Kereta api saat masuk Stasiun Mojokerto-Foto : Fio Atmaja-
Menurutnya, tingginya arus kedatangan dan keberangkatan ini mencerminkan peran strategis Stasiun Mojokerto sebagai salah satu simpul transportasi penting di wilayah Daop 8 Surabaya.
"Capaian ini menunjukkan semakin tingginya minat dan kepercayaan masyarakat terhadap kereta api sebagai moda transportasi yang mengedepankan aspek keselamatan, kenyamanan, serta ketepatan waktu," ujarnya.
BACA JUGA:Rektor Unair Wanti-wanti Perjokian UTBK, Modus Kian Canggih Jelang Seleksi 2026
BACA JUGA:Stop Konsumsi Berlebihan!
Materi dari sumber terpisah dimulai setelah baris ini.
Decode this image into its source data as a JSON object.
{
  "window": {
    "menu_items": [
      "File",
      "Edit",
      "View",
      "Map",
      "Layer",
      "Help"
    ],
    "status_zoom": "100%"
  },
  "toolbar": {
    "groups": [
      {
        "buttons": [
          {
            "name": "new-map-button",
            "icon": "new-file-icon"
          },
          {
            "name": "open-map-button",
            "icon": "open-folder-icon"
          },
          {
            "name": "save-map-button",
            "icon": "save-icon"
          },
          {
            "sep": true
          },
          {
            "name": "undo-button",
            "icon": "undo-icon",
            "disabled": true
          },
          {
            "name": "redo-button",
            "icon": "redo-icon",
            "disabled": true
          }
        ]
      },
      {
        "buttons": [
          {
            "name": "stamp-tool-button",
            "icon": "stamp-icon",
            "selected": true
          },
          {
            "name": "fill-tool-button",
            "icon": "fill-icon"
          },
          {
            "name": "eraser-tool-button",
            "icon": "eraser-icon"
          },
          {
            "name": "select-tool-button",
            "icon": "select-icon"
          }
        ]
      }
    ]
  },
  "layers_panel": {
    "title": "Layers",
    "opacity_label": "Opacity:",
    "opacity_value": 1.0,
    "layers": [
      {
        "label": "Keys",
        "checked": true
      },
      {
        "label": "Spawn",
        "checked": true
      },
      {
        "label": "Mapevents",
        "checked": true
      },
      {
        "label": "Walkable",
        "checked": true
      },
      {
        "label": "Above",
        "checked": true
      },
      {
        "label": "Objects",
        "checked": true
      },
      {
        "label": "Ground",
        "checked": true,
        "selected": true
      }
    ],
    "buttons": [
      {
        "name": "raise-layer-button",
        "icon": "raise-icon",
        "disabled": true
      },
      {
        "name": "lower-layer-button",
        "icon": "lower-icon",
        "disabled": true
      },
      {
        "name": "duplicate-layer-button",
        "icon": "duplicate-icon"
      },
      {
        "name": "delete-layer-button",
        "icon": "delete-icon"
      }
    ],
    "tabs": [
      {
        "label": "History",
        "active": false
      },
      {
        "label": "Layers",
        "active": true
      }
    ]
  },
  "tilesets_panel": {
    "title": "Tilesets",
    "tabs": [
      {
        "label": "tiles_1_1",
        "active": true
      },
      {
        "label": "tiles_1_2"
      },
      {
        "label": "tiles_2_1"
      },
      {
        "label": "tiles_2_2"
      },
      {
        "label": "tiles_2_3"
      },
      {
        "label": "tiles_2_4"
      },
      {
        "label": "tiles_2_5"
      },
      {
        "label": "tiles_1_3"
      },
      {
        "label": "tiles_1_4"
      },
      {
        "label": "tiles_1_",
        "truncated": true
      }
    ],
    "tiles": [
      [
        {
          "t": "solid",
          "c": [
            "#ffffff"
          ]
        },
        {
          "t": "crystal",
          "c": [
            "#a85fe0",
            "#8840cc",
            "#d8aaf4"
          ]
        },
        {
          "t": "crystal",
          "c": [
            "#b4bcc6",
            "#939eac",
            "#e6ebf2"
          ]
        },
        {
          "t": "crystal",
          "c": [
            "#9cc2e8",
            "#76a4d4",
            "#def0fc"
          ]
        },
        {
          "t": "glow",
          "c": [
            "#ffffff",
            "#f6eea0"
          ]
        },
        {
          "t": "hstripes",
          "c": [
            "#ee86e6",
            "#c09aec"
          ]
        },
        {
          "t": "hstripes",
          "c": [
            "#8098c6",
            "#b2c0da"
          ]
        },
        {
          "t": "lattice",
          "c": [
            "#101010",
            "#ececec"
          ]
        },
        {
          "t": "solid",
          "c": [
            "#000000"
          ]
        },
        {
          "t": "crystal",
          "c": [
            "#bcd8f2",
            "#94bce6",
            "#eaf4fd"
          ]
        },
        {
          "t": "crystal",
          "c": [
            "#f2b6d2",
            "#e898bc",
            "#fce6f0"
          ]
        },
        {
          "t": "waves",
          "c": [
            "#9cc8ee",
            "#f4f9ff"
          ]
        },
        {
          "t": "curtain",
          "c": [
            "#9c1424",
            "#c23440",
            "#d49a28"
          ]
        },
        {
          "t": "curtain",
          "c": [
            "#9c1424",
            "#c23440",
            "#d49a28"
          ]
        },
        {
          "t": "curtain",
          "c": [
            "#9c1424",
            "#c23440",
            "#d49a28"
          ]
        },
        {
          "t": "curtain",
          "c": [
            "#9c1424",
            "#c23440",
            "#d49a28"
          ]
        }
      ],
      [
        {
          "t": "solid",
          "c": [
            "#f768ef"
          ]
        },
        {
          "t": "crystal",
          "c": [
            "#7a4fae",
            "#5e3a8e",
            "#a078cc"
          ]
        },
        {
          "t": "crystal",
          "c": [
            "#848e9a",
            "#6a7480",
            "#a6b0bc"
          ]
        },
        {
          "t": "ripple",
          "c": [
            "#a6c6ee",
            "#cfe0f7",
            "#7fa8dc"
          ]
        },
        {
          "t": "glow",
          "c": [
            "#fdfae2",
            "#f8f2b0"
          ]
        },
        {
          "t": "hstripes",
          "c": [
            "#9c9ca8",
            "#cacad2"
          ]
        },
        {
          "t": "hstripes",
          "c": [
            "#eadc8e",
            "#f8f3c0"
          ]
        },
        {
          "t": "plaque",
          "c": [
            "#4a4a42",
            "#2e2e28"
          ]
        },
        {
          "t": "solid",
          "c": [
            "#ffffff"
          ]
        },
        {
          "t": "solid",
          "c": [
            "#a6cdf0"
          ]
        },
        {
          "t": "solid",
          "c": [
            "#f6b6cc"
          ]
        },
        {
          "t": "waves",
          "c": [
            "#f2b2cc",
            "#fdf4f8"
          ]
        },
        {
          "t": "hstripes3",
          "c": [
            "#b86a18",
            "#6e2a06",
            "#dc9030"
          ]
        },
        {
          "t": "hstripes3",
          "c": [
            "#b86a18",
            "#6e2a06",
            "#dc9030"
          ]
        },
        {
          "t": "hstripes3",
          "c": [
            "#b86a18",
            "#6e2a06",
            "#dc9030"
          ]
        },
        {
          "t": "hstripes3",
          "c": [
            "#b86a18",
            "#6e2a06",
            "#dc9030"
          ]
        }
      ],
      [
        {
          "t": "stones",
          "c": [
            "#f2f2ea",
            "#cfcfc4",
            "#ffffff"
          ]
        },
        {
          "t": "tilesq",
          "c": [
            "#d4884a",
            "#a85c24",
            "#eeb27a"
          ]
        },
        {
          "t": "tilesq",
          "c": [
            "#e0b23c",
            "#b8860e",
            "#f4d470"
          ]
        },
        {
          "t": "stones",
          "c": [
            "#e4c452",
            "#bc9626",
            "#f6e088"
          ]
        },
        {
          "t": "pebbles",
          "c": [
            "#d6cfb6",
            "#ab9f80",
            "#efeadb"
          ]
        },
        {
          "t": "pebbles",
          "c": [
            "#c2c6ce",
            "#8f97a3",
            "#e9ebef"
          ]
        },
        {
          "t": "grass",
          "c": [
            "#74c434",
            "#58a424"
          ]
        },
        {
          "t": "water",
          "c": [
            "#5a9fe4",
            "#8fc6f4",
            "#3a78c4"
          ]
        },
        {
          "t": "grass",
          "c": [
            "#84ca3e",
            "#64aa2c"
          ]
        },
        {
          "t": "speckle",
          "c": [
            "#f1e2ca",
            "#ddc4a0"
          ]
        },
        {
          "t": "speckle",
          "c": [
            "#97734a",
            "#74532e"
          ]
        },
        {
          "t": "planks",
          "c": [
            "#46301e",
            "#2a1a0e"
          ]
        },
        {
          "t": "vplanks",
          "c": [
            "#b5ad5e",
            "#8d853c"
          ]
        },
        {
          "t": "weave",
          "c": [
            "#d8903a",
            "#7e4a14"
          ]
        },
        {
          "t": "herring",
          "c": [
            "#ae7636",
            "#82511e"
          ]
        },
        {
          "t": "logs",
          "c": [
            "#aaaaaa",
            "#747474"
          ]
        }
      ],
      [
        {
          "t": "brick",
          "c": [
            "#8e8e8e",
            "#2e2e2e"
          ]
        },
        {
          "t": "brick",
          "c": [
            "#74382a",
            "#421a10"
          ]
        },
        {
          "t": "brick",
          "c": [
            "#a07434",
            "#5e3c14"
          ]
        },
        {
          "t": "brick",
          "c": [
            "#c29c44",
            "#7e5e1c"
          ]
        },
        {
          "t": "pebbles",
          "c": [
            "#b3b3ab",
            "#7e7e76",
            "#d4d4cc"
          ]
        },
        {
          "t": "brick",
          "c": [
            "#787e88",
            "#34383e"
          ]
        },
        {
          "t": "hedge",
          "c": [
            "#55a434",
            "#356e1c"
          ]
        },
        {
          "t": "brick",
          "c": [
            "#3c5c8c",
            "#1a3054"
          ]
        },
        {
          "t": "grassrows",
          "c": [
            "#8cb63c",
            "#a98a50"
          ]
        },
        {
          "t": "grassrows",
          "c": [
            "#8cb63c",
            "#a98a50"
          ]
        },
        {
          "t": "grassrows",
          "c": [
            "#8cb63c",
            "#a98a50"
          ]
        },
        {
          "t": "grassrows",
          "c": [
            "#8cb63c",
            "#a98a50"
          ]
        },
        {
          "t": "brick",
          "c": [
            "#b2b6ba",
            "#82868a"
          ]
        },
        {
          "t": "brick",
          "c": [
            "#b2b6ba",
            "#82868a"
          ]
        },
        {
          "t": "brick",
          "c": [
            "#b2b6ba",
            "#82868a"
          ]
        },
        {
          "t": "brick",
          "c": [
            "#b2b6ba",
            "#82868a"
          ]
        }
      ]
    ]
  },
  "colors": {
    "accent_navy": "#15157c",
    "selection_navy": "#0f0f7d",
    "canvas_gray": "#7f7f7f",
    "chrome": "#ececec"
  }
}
Kemenkes Paksa Minuman Manis Cantumkan Label Gizi
Secara bulanan, tren pergerakan penumpang menunjukkan dinamika yang positif. Pada Januari 2026, KAI melayani 31.667 pelanggan (15.128 berangkat dan 16.539 tiba).
Selanjutnya pada Februari tercatat 23.934 pelanggan (11.681 berangkat dan 12.253 tiba). Sementara itu, pada Maret terjadi peningkatan signifikan dengan total 42.426 pelanggan (21.359 berangkat dan 21.067 tiba), seiring meningkatnya mobilitas masyarakat.
Pihaknya terus melakukan berbagai upaya peningkatan layanan, mulai dari optimalisasi sarana dan prasarana, peningkatan ketepatan waktu perjalanan, hingga penguatan layanan di stasiun maupun selama perjalanan.

Suasana dalam Stasiun Mojokerto. -Foto : Fio Atmaja-
Selain itu, tingginya mobilitas masyarakat di Mojokerto dan sekitarnya juga menjadi peluang bagi KAI untuk memperkuat peran kereta api sebagai moda transportasi massal yang efisien, ramah lingkungan, dan terintegrasi dengan moda transportasi lainnya.